Deploy and Host AWS S3 Public Proxy on Railway

AWS S3 Public Proxy is a tiny Go HTTP server that publicly serves read-only objects from a private S3-compatible bucket. It accepts GET / from anonymous callers and streams the object bytes back with a 200 response — no presigned URLs, no redirects, and no way to list, upload, or delete.

About Hosting AWS S3 Public Proxy

Railway Buckets (and most S3-compatible providers) are private by default — clients can't fetch objects without valid SigV4-signed credentials, which you never want to ship to a browser or a mobile app. This template runs a minimal Go proxy that holds the credentials server-side, accepts only GET/HEAD requests, and streams the bytes through. Stable URLs (https:///path/to/file.pdf) map 1:1 to S3 keys and are safe to share, bookmark, or put behind a CDN.

Common Use Cases

• Serving public assets (images, PDFs, downloads) from a private Railway Bucket to a frontend
• Exposing a subset of bucket content to non-browser clients (mobile apps, curl, server-side fetchers) where 302 redirects are awkward
• Putting a CDN (Cloudflare, Bunny, CloudFront) in front of a private bucket without exposing credentials
• Giving teammates a stable, shareable URL to a file without generating a presigned link

Dependencies for AWS S3 Public Proxy Hosting

The template ships the Go proxy and its Dockerfile. You bring the storage: attach a Railway Bucket after deploy, or point the proxy at any external S3-compatible provider.

Deployment Dependencies

• Credentials for the target S3-compatible storage (access key, secret, endpoint, region, bucket name).

Implementation Details

Architecture Components

This template deploys a single service:

• Proxy: a ~10 MB Go binary running on a distroless, non-root container. Accepts only GET and HEAD; returns 405 for every other method. A GET /health endpoint is exposed unauthenticated for Railway healthchecks.

Request Flow

anonymous client ──GET /path/to/file──► proxy (public) ──SigV4──► S3 bucket (private)
                                              │
                                              ▼
                                      200 + file bytes

The proxy signs each upstream request with the server-side credentials, then streams the response body straight through. Content-Type, Content-Length, ETag, and Last-Modified are forwarded, and If-None-Match / If-Match headers are passed upstream so CDNs and clients can cache efficiently.

Security Model

• Read-only by design. PUT, POST, DELETE, and any other non-GET/HEAD verbs return 405.
• No listing. There is no endpoint that enumerates keys — callers must already know the object path.
• Credentials stay server-side. Clients never see S3 credentials, signed URLs, or the upstream endpoint.
• Public by design. Anyone who knows a key can fetch the file. Do not point this at a bucket that holds sensitive objects.

Service Configuration

• Endpoint: https:///.
• Storage: set AWS_ACCESS_KEY_ID, AWS_SECRET_ACCESS_KEY, AWS_S3_BUCKET_NAME, AWS_ENDPOINT_URL, and AWS_DEFAULT_REGION on the service. For a Railway Bucket, use reference variables against the bucket's credentials.
• Caching: tune CACHE_CONTROL (default public, max-age=300) to match the lifetime of your objects.

License Information

MIT.

Why Deploy AWS S3 Public Proxy on Railway?
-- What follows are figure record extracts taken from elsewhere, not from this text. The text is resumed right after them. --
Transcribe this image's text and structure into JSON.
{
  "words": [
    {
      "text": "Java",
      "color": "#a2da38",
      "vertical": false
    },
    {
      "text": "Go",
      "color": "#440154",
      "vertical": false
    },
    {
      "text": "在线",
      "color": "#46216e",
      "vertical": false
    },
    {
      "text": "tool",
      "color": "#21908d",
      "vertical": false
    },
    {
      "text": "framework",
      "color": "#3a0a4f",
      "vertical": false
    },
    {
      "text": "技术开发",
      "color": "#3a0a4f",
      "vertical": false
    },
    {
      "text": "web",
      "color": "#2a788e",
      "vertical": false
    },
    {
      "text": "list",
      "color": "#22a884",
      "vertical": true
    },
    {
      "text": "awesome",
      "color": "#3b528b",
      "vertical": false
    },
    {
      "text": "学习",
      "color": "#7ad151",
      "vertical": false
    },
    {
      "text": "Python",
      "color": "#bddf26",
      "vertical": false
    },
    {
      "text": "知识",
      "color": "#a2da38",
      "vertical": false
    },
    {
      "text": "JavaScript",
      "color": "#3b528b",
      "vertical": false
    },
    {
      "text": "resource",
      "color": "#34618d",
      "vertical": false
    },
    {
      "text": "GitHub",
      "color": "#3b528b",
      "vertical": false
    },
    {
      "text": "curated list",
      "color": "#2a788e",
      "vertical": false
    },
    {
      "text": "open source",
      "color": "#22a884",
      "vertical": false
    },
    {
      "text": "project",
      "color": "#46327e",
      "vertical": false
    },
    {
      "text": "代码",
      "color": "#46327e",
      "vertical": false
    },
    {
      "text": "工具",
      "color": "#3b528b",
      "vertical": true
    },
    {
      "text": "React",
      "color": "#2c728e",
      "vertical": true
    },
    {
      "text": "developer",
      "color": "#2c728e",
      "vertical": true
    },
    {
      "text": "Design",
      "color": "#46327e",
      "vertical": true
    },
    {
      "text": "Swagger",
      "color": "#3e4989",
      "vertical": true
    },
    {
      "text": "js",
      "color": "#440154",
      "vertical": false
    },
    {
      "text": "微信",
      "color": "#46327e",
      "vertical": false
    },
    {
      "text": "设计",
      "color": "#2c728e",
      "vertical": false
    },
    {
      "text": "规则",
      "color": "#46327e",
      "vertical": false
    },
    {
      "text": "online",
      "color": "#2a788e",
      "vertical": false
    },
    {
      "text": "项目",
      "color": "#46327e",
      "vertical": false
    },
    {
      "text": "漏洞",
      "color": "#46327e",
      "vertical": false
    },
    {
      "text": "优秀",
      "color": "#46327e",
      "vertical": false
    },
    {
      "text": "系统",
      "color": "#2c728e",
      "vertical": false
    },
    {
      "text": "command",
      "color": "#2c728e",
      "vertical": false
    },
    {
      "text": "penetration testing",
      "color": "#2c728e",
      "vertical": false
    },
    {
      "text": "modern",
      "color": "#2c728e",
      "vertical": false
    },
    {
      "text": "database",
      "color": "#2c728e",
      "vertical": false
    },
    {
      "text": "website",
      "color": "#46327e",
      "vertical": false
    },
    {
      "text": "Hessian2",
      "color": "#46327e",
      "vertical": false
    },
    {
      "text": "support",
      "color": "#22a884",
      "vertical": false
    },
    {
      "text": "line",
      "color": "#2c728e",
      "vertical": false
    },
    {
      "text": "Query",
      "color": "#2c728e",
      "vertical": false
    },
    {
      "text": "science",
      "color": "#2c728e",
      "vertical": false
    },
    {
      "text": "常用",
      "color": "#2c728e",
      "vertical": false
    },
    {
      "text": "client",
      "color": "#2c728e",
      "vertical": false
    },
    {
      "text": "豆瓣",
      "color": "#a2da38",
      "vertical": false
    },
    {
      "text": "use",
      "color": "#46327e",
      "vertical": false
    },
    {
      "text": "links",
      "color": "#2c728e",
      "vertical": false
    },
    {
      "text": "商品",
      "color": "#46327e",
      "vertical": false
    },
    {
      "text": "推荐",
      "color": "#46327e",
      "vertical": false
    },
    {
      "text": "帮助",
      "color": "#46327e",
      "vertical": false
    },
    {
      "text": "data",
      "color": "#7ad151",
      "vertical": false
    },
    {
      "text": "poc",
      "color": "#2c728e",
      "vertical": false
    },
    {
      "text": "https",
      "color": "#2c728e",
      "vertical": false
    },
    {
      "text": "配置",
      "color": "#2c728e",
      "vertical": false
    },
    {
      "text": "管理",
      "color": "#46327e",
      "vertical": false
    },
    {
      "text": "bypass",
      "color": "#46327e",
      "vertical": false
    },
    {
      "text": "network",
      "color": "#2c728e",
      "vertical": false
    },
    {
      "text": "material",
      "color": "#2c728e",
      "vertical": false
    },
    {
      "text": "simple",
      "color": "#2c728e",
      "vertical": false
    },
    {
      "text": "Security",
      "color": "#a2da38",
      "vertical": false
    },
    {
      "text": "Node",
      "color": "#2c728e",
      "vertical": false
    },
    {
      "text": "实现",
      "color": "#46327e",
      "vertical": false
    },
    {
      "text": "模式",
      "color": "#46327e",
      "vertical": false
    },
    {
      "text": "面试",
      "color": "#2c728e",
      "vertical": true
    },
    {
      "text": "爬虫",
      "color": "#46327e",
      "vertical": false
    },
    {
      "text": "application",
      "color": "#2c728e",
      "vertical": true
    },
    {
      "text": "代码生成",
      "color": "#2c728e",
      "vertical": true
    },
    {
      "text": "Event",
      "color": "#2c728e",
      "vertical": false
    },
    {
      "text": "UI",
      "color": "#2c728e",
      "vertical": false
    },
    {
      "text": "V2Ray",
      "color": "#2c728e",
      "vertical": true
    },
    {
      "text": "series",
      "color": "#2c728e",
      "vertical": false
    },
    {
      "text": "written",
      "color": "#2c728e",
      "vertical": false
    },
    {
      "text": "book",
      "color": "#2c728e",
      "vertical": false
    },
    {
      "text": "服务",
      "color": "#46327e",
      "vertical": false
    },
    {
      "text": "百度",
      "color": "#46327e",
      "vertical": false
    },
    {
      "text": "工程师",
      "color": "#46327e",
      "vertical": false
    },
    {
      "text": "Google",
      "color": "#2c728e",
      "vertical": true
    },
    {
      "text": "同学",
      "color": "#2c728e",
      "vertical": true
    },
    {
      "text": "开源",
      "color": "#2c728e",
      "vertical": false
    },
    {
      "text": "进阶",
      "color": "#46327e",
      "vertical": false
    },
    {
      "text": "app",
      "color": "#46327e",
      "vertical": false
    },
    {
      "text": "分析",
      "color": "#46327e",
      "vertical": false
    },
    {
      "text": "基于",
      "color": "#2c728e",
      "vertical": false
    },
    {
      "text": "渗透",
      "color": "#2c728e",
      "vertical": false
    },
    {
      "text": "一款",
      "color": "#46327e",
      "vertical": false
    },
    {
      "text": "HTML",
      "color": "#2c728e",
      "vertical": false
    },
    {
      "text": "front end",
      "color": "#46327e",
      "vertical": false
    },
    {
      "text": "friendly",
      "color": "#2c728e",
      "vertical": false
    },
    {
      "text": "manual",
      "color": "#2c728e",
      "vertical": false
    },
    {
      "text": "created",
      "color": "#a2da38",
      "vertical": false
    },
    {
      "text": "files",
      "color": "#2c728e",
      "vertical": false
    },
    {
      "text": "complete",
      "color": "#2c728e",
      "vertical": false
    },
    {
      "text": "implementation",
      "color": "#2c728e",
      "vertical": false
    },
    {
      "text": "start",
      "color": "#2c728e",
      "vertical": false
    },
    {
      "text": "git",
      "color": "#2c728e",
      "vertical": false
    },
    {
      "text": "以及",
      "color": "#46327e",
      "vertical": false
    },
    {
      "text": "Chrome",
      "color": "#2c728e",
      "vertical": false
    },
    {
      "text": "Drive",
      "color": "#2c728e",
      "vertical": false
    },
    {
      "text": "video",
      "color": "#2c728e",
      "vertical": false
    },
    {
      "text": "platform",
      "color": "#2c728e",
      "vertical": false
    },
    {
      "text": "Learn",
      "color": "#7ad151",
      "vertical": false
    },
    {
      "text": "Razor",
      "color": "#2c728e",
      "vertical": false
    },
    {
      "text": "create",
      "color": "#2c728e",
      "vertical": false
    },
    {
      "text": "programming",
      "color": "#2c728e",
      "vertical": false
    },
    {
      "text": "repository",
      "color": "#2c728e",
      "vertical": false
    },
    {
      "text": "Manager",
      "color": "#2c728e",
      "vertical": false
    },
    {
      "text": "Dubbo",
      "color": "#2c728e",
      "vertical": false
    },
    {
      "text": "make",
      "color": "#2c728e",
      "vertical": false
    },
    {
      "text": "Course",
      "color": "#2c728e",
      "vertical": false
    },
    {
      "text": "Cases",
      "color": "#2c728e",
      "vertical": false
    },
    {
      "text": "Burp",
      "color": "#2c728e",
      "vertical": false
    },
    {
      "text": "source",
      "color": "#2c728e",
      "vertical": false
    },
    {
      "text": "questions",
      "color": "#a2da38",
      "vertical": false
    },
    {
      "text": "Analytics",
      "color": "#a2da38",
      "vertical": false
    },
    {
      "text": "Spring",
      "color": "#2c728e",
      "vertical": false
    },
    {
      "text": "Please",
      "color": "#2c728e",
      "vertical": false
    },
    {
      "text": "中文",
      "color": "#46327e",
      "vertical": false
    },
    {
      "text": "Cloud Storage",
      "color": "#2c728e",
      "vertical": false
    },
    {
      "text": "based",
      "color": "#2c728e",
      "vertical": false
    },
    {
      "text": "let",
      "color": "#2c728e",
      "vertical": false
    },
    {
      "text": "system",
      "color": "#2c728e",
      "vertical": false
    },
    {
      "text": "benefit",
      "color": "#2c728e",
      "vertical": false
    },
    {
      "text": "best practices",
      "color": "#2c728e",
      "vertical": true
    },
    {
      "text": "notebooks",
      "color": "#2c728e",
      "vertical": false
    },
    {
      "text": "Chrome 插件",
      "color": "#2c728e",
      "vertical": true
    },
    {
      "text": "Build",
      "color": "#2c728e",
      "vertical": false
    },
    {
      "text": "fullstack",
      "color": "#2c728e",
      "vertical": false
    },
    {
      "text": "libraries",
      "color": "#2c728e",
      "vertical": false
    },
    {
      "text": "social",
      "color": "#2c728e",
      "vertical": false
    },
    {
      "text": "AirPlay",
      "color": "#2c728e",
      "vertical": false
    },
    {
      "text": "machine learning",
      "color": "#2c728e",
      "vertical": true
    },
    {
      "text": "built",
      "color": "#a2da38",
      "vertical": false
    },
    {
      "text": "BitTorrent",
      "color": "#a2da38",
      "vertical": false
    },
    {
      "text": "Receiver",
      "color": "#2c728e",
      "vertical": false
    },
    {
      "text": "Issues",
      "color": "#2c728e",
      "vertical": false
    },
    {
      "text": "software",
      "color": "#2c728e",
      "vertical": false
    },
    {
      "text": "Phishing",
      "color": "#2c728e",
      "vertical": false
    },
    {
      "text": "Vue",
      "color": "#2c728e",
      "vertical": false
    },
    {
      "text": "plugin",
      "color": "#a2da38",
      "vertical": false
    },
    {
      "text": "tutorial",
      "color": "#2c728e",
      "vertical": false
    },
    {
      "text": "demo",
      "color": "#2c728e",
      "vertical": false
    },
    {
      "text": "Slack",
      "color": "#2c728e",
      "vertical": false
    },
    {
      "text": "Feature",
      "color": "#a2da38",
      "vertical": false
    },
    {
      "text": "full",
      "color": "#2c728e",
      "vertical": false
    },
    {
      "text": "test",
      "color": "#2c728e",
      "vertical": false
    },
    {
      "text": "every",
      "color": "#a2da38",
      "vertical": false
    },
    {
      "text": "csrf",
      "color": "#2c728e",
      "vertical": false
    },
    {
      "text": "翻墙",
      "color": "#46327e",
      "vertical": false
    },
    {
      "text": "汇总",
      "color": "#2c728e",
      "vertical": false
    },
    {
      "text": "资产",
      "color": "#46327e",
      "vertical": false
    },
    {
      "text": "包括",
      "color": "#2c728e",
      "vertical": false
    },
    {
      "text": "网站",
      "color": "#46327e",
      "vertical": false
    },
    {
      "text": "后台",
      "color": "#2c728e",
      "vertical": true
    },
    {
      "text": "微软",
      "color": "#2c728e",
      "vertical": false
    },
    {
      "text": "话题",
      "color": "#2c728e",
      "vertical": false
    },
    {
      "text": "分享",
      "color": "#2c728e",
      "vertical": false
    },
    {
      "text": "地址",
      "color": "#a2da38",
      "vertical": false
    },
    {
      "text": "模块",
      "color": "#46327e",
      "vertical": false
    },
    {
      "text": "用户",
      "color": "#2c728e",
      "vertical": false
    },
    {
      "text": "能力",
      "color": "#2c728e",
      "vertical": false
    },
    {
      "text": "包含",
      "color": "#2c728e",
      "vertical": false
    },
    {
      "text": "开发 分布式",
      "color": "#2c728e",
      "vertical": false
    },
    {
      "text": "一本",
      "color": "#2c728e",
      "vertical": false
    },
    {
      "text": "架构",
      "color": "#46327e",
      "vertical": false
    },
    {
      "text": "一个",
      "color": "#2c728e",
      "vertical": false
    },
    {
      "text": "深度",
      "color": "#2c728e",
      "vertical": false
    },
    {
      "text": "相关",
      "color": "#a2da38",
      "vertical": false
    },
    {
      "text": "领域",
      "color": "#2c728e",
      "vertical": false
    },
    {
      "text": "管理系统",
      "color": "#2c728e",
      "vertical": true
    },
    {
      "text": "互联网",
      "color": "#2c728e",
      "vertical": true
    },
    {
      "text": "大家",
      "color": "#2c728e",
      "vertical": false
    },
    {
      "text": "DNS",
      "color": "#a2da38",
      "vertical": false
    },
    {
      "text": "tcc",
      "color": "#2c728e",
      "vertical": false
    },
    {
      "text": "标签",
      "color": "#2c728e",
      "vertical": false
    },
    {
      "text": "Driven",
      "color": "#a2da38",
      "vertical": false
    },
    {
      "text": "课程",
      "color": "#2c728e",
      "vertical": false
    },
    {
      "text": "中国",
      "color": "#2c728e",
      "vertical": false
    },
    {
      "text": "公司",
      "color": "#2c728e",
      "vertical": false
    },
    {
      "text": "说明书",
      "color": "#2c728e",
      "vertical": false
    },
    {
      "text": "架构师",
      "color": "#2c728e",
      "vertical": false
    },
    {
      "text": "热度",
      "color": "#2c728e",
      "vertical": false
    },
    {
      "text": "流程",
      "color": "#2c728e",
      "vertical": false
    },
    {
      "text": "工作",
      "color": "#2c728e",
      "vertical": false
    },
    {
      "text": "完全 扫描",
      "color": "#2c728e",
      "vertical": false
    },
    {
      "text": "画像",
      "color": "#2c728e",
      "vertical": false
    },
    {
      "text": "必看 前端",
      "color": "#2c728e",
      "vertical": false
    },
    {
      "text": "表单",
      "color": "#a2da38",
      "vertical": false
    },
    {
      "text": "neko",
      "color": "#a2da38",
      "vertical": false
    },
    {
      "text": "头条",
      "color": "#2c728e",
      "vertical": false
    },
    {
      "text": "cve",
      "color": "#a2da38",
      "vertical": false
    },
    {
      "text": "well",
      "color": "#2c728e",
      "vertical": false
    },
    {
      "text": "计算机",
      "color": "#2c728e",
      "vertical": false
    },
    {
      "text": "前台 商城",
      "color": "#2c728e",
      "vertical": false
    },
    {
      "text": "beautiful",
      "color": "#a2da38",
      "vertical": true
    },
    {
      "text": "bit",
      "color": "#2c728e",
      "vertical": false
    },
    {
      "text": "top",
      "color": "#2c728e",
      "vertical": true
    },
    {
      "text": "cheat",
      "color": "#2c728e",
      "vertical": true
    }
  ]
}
The read-only enforcement, SigV4 signing, conditional-request forwarding, and distroless packaging are all pre-configured — giving a frontend or public client safe read access to a private bucket is a one-click deploy instead of a bespoke Go service or nginx + signing-module project.

Notes

• Source repo: https://github.com/FournyP/aws-s3-public-proxy-railway-template
• Designed to pair with a Railway Bucket, but works with any S3-compatible provider (AWS S3, MinIO, Cloudflare R2, Backblaze B2, Tigris).